Dual Stability Mechanism (DSM)
Mechanics
Introduction to the DSM
The Dual Stability Mechanism (DSM) is the cornerstone of Chi Protocol, making USC the first capital-efficient stablecoin in DeFi that minimises counterparty risks without relying on centralised exchanges (CEXes) or exposing itself to censorable collateral. The DSM ensures USC's solvency and stability while generating protocol-level rewards for all stakeholders. This innovative mechanism allows USC to operate securely and efficiently, aligning with the decentralised ethos of DeFi.

What is the DSM?
The Dual Stability Mechanism (DSM) is the integrated system that enables USC to maintain its $1 peg on external markets while preserving a 1:1 collateralisation ratio with USD against the protocol’s reserves. The DSM considers two main factors:
1. USC Price
Subject to the market demand for USC and fluctuations in the price of ETH, the market price of USC can trade in the following ways:

USC trades above $1 when:
Increased Market Demand: Users buy USC from the open market, driving up its price due to higher demand.
ETH Price Appreciation: The price of ETH rises, causing an imbalance in the USC/ETH liquidity pool on Uniswap (where the USD value of ETH exceeds the quantity of USC in the pool), leading to an upward pressure on USC's price.

USC trades at $1 when:
Stable Market Conditions: There is no significant buy or sell pressure on USC from the open market, maintaining its equilibrium.
ETH Price Stability: The price of ETH remains constant, and the USC/ETH liquidity pool on Uniswap is balanced, meaning the USD value of ETH equals the quantity of USC in the pool.

USC trades below $1 when:
Increased Selling Pressure: Users sell USC on the open market, driving its price down due to excess supply.
ETH Price Decline: The price of ETH decreases, causing an imbalance in the USC/ETH liquidity pool on Uniswap (where the USD value of ETH is less than the quantity of USC in the pool), leading to downward pressure on USC's price.
2. Reserve State
Similarly, depending on ETH price fluctuations, the reserves of the protocol can be in the following states:

Excess Reserves: When the price of ETH rises, the value of the protocol's reserves exceeds the total circulating supply of USC (reserveValue > uscTotalSupplyValue). This state indicates that the protocol has more collateral than necessary, providing a buffer that enhances stability.

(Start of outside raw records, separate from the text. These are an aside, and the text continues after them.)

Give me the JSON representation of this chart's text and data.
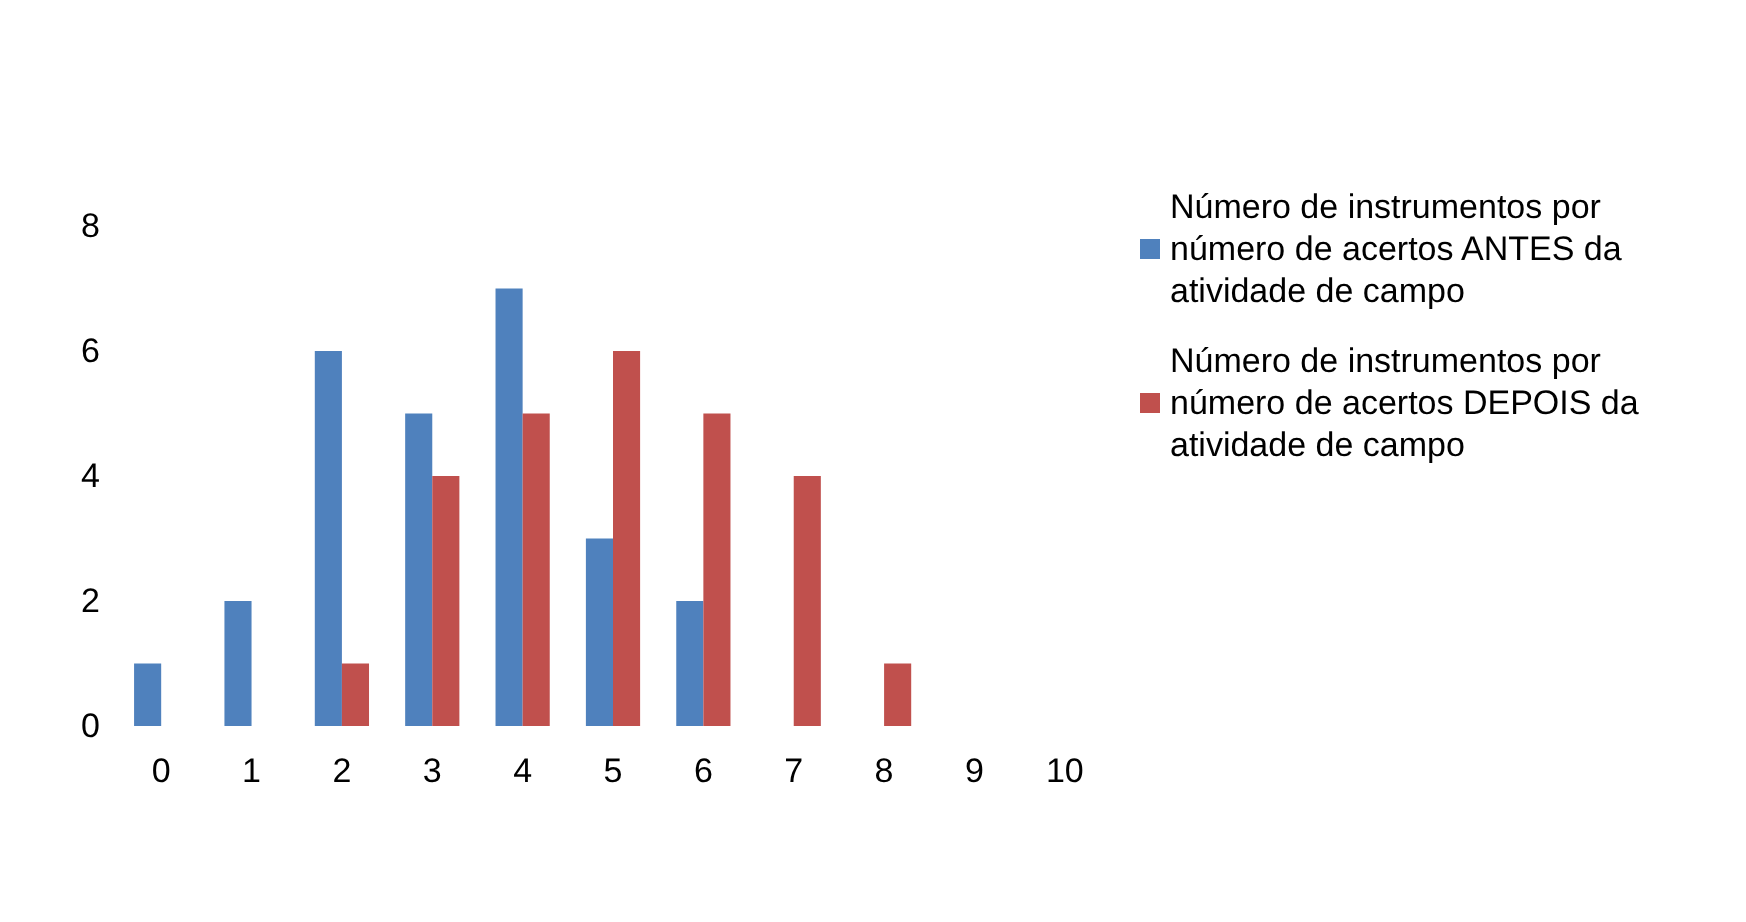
{
  "chart_data": {
    "type": "bar",
    "categories": [
      "0",
      "1",
      "2",
      "3",
      "4",
      "5",
      "6",
      "7",
      "8",
      "9",
      "10"
    ],
    "series": [
      {
        "name": "Número de instrumentos por número de acertos ANTES da atividade de campo",
        "color": "#4f81bd",
        "values": [
          1,
          2,
          6,
          5,
          7,
          3,
          2,
          0,
          0,
          0,
          0
        ]
      },
      {
        "name": "Número de instrumentos por número de acertos DEPOIS da atividade de campo",
        "color": "#c0504d",
        "values": [
          0,
          0,
          1,
          4,
          5,
          6,
          5,
          4,
          1,
          0,
          0
        ]
      }
    ],
    "ylim": [
      0,
      8
    ],
    "yticks": [
      0,
      2,
      4,
      6,
      8
    ],
    "grid": false,
    "legend": "right"
  }
}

Balanced Reserves: When the price of ETH remains stable and the value of the protocol's reserves matches the total circulating supply of USC ( reserveValue = uscTotalSupplyValue) the reserves are balanced. In this state, the protocol maintains a 1:1 collateralisation ratio, ensuring that USC is fully backed.

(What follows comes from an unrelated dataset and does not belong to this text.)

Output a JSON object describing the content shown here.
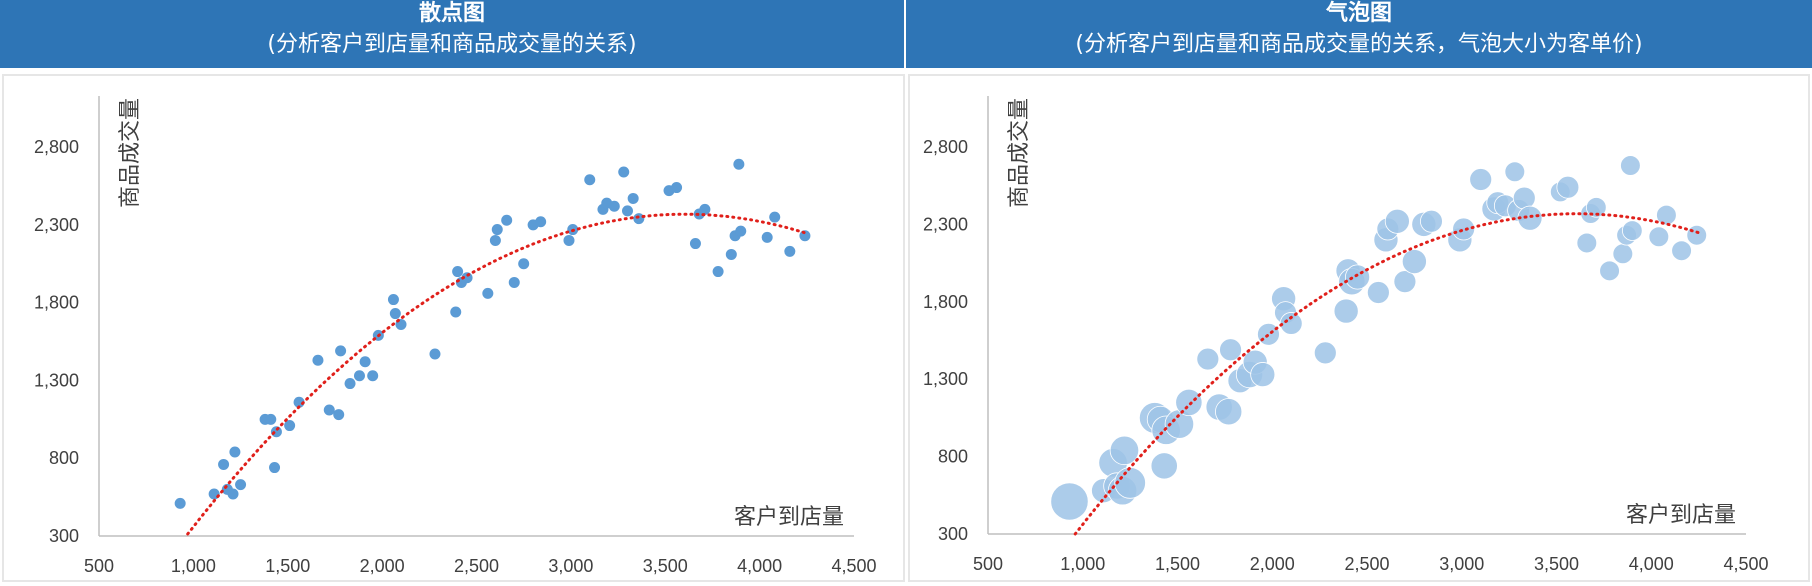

Deficit Reserves: When the price of ETH falls, the value of the protocol's reserves becomes less than the total circulating supply of USC (reserveValue < uscTotalSupplyValue). This state indicates a shortfall in collateral, which may require corrective actions such as reducing the supply of USC to maintain the stability and solvency of the system.
Based on the combination of market price of USC and the state of the protocol's reserves, the protocol defines and executes internal arbitrage opportunities. These scenarios create a total of nine possible arbitrage opportunities:
Following the execution of the arbitrage, USC retains the peg and full collateralisation in LSTs, LRTs, and ETH in USD denomination.